A ratio-independent amplifier is used to double amplify (i.e., amplify with a gain of 2) a difference between two input signals, regardless of a mismatched capacitance ratio. For example, two capacitors in a conventional SC amplifier may be designed to have a ratio of one to one. However, it can be difficult to realize a precise capacitance ratio of one to one due to errors in device tolerances. As a result, a conventional SC amplifier may not output an amplified signal having a precise gain. Accordingly, a ratio-independent SC amplifier scheme provides a circuit that may be capable of outputting an amplified signal with a double gain despite device tolerances.

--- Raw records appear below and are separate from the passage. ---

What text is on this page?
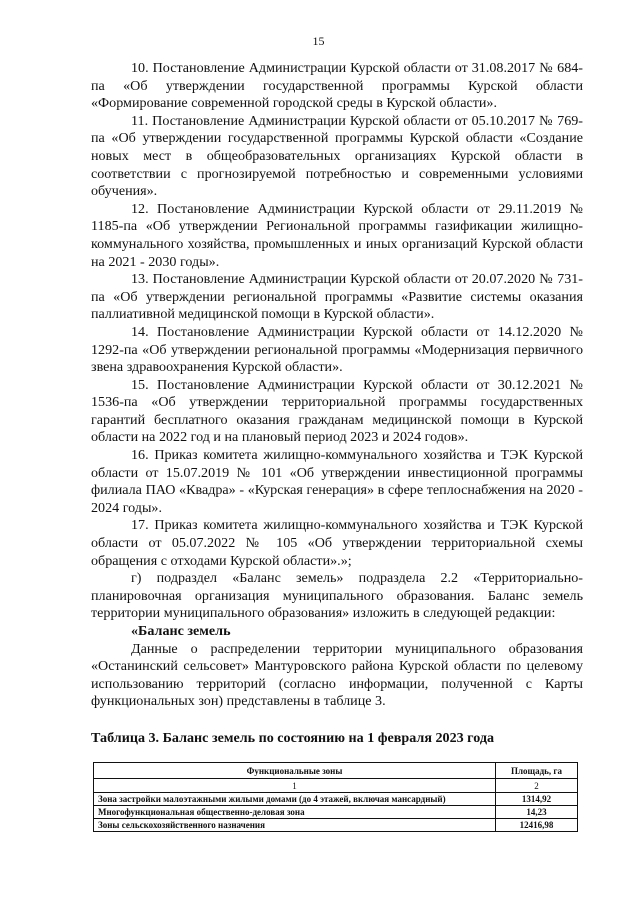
15

10. Постановление Администрации Курской области от 31.08.2017 № 684-па «Об утверждении государственной программы Курской области «Формирование современной городской среды в Курской области».

11. Постановление Администрации Курской области от 05.10.2017 № 769-па «Об утверждении государственной программы Курской области «Создание новых мест в общеобразовательных организациях Курской области в соответствии с прогнозируемой потребностью и современными условиями обучения».

12. Постановление Администрации Курской области от 29.11.2019 № 1185-па «Об утверждении Региональной программы газификации жилищно-коммунального хозяйства, промышленных и иных организаций Курской области на 2021 - 2030 годы».

13. Постановление Администрации Курской области от 20.07.2020 № 731-па «Об утверждении региональной программы «Развитие системы оказания паллиативной медицинской помощи в Курской области».

14. Постановление Администрации Курской области от 14.12.2020 № 1292-па «Об утверждении региональной программы «Модернизация первичного звена здравоохранения Курской области».

15. Постановление Администрации Курской области от 30.12.2021 № 1536-па «Об утверждении территориальной программы государственных гарантий бесплатного оказания гражданам медицинской помощи в Курской области на 2022 год и на плановый период 2023 и 2024 годов».

16. Приказ комитета жилищно-коммунального хозяйства и ТЭК Курской области от 15.07.2019 № 101 «Об утверждении инвестиционной программы филиала ПАО «Квадра» - «Курская генерация» в сфере теплоснабжения на 2020 - 2024 годы».

17. Приказ комитета жилищно-коммунального хозяйства и ТЭК Курской области от 05.07.2022 № 105 «Об утверждении территориальной схемы обращения с отходами Курской области».»;

г) подраздел «Баланс земель» подраздела 2.2 «Территориально-планировочная организация муниципального образования. Баланс земель территории муниципального образования» изложить в следующей редакции:

«Баланс земель

Данные о распределении территории муниципального образования «Останинский сельсовет» Мантуровского района Курской области по целевому использованию территорий (согласно информации, полученной с Карты функциональных зон) представлены в таблице 3.

Таблица 3. Баланс земель по состоянию на 1 февраля 2023 года
Функциональные зоны	Площадь, га
1	2
Зона застройки малоэтажными жилыми домами (до 4 этажей, включая мансардный)	1314,92
Многофункциональная общественно-деловая зона	14,23
Зоны сельскохозяйственного назначения	12416,98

A ratio-independent switched capacitor amplifier may be used in a circuit requiring an amplifier with a double gain. For example, in general, a cyclic analog-digital converter and/or a pipeline analog-digital converter may include an amplifier circuit. The cyclic analog-digital converter and/or pipeline analog-digital converter may use a ratio-independent switched capacitor amplifier in order to double amplify a difference between input signals.
A conventional ratio-independent switched capacitor amplifier may include an operational amplifier, a capacitor, and a feedback capacitor. Although not shown in figures, the capacitor is connected to an inverting terminal of the operation amplifier, and the feedback capacitor is connected to an output terminal of the amplifier to form a feedback loop.
A ratio-independent switched capacitor amplifier samples/charges an input voltage on a sampling capacitor at a first stage and discharges the charged voltage (or charges) of the sampling capacitor to a feedback capacitor at a second stage. That is, during the second stage, charges stored in the sampling capacitor are sent to the feedback capacitor. Afterwards, an input voltage is again charged in the sampling capacitor at a third stage, and charges stored in the sampling capacitor are discharged to the feedback capacitor at a fourth stage. In accordance with the above-described approach, a ratio-independent switched capacitor amplifier may store double charges of an input voltage in a capacitor, and as a result may have a double gain of charges in the capacitor.
A ratio-independent switched capacitor amplifier may require four stages of operation, including two sampling stages, in order to obtain a double gain. Accordingly, the conventional manner approach may have a disadvantage, in that it is may not be suitable for applications needing high-speed amplifier operation.